Inteligência emocional talvez tenha menos relação com “controlar emoções” e mais relação com perceber quando elas assumiram o controle.
Existe um conceito interessante na neurociência chamado “sequestro da amígdala”. A ideia é relativamente simples. A amígdala cerebral é uma estrutura ligada a respostas emocionais rápidas, especialmente medo, raiva, ameaça e sobrevivência.

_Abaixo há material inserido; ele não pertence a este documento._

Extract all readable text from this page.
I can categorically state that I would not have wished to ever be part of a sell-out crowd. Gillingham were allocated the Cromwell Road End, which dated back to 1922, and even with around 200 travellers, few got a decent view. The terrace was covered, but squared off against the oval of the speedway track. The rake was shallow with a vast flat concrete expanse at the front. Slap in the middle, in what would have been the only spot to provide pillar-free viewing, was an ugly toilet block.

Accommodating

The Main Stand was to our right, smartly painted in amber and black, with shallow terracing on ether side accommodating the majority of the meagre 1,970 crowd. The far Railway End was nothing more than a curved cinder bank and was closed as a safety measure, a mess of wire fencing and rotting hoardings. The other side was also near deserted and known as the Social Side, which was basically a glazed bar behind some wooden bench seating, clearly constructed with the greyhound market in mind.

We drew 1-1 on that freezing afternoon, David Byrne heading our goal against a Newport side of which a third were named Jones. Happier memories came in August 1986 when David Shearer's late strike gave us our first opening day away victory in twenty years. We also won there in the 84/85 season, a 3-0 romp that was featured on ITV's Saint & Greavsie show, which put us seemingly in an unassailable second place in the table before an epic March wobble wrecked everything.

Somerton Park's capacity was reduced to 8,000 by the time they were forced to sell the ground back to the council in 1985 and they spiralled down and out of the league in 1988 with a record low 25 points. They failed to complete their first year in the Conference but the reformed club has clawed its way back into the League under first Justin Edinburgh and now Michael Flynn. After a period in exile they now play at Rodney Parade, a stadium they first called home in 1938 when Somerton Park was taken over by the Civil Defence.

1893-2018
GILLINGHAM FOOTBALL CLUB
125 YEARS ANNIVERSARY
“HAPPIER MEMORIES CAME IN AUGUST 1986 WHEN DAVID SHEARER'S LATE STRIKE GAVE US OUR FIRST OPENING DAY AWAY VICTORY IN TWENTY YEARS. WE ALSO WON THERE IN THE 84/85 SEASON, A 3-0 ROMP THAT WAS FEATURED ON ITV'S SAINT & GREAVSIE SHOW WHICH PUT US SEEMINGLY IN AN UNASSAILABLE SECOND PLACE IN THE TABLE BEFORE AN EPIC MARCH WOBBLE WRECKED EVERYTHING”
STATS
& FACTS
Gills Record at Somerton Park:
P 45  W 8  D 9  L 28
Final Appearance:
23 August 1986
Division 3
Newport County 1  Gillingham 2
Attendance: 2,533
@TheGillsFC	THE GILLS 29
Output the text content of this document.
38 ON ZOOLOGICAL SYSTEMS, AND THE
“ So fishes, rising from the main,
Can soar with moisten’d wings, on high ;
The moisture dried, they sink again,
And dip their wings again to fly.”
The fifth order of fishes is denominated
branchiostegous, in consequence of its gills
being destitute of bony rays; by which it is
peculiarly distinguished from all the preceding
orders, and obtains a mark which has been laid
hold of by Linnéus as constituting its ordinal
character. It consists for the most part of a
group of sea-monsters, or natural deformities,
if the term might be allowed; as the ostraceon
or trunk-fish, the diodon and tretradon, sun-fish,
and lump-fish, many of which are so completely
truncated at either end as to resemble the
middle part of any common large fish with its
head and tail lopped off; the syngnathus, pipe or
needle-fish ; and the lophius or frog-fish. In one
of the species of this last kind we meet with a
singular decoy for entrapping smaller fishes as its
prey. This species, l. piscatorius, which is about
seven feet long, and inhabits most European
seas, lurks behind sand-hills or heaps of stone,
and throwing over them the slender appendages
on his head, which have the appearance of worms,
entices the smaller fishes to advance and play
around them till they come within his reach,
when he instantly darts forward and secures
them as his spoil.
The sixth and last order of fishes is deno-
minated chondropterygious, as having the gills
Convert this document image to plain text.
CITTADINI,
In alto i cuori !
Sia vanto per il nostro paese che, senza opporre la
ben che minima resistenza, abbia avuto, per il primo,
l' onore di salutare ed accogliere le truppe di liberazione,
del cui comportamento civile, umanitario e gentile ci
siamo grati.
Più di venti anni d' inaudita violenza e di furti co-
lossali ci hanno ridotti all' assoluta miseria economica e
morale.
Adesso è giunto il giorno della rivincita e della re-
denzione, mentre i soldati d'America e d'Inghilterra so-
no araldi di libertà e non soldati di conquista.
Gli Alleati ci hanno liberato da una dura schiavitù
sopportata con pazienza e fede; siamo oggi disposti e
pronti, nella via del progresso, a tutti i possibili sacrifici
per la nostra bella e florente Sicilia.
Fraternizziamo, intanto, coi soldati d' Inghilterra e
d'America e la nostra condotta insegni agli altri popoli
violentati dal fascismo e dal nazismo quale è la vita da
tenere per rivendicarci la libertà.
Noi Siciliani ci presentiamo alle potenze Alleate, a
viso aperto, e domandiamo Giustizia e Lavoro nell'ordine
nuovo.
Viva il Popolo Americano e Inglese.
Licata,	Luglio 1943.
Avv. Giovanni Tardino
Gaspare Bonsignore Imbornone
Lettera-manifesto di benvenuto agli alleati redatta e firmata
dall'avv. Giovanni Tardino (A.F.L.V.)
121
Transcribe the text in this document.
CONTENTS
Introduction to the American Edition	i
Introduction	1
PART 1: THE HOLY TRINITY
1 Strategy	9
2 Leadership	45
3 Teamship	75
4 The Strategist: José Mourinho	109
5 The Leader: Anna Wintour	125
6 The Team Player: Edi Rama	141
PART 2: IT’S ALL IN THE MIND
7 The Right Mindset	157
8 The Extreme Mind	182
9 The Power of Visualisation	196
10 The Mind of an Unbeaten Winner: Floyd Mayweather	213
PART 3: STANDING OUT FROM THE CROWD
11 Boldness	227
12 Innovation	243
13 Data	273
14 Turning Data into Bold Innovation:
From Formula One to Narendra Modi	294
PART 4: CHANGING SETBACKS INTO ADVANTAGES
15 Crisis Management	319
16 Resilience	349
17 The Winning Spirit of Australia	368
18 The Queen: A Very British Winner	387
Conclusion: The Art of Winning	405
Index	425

O problema é que ela reage antes da racionalidade conseguir organizar a situação por completo.
Talvez por isso existam momentos em que alguém responde sem pensar, explode, trava ou toma decisões que depois nem consegue explicar direito. Quando percebe, já falou. Já fez. Já reagiu.
Como se a emoção tivesse tomado o volante por alguns minutos.
E talvez inteligência emocional tenha muito mais relação com criar espaço entre estímulo e resposta do que com virar uma pessoa fria ou “zen”.
Porque não se trata de deixar de sentir. Trata-se de perceber o que está acontecendo dentro de si antes que aquilo passe a conduzir completamente o comportamento.
No fundo, talvez maturidade emocional seja isso: conseguir observar a própria raiva antes dela virar ação. Conseguir perceber medo antes dele virar fuga. Conseguir notar orgulho antes dele virar arrogância.
Poucos segundos de consciência podem evitar consequências que durariam anos.